Find a Mobius Transform which fixes the origin and takes the inside of the circle C1 = ${z : |z-1| = 1}$ to the outside of the circle C2 = ${z: |z+1| = 1}$ in such a way as the points where the lines L+- = ${z :Im(z) = +-1}$ intersects C1 are mapped to the points where L+- intersect C2. What is the image of the line ${z : Re(z) = 1/2}$ under this transformation?
I have no idea how to start this question, I'm very familiar with simpler Mobius Transform questions not involving circles. Could someone please point me in the right direction or help solve it? Revising for finals that are in January.
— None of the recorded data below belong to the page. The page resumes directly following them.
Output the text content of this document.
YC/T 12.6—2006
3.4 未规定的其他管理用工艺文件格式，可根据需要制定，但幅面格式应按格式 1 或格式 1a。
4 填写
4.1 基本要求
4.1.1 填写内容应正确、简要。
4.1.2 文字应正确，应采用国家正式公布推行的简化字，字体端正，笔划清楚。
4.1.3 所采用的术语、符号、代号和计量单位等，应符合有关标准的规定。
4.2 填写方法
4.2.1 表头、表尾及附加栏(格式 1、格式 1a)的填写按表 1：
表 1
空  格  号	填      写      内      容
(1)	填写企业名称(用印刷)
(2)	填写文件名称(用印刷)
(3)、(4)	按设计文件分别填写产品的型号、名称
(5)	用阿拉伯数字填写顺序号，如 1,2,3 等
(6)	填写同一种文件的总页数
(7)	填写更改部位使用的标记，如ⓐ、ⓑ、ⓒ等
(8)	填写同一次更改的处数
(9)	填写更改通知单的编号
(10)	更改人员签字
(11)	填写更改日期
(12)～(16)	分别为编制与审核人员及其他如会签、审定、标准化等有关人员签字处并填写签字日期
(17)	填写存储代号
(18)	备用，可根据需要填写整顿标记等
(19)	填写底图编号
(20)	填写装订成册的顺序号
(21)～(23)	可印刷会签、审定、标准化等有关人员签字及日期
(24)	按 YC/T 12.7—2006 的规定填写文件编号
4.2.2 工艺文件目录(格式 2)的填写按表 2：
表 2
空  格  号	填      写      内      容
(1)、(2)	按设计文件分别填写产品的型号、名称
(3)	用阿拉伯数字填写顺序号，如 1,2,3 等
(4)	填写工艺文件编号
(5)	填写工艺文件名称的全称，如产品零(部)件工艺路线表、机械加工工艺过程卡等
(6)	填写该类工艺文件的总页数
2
Any Mobius transformation decomposes into a composition of translations, spiral transformations and inversion, where it is enough to use inversion in the unit circle given by$z \mapsto \frac{1}{z}$. It is trivial to see that this basic inversion maps the unit circle to itself and swaps its inside and outside.
Now we can easily find the desired transformation as a composition of steps. Firstly translate C1 to the origin and then apply the basic inversion and then translate the result to C2. Note that the two points on C1 map to the desired place on C2 already. (And I don't know why your question is so complicated since it's just requiring $\{1+i,1-i\} \mapsto \{-1+i,-1-i\}$.) But the origin is not preserved. Note that we can easily fix that by inserting a rotation on the intermediate unit circle $180^\circ$, since it simply swaps the two points we are interested in and makes the origin go where it is wanted.
Then we can easily find out where the line $\{ z : Re(z) = \frac{1}{2} \}$ goes.
A natural question is, how do we know that this is the only way? This is by the theorem that given any $a,b,c,p,q,r$ in the extended complex plane, there is a unique Mobius transformation mapping $(a,b,c) \mapsto (p,q,r)$ in that order. This theorem is not that hard to prove, and is very useful. Here for example we want $0 \mapsto 0$ and some pair of points to some pair, so we know that there are exactly $2$ transformations, both of which we have already found.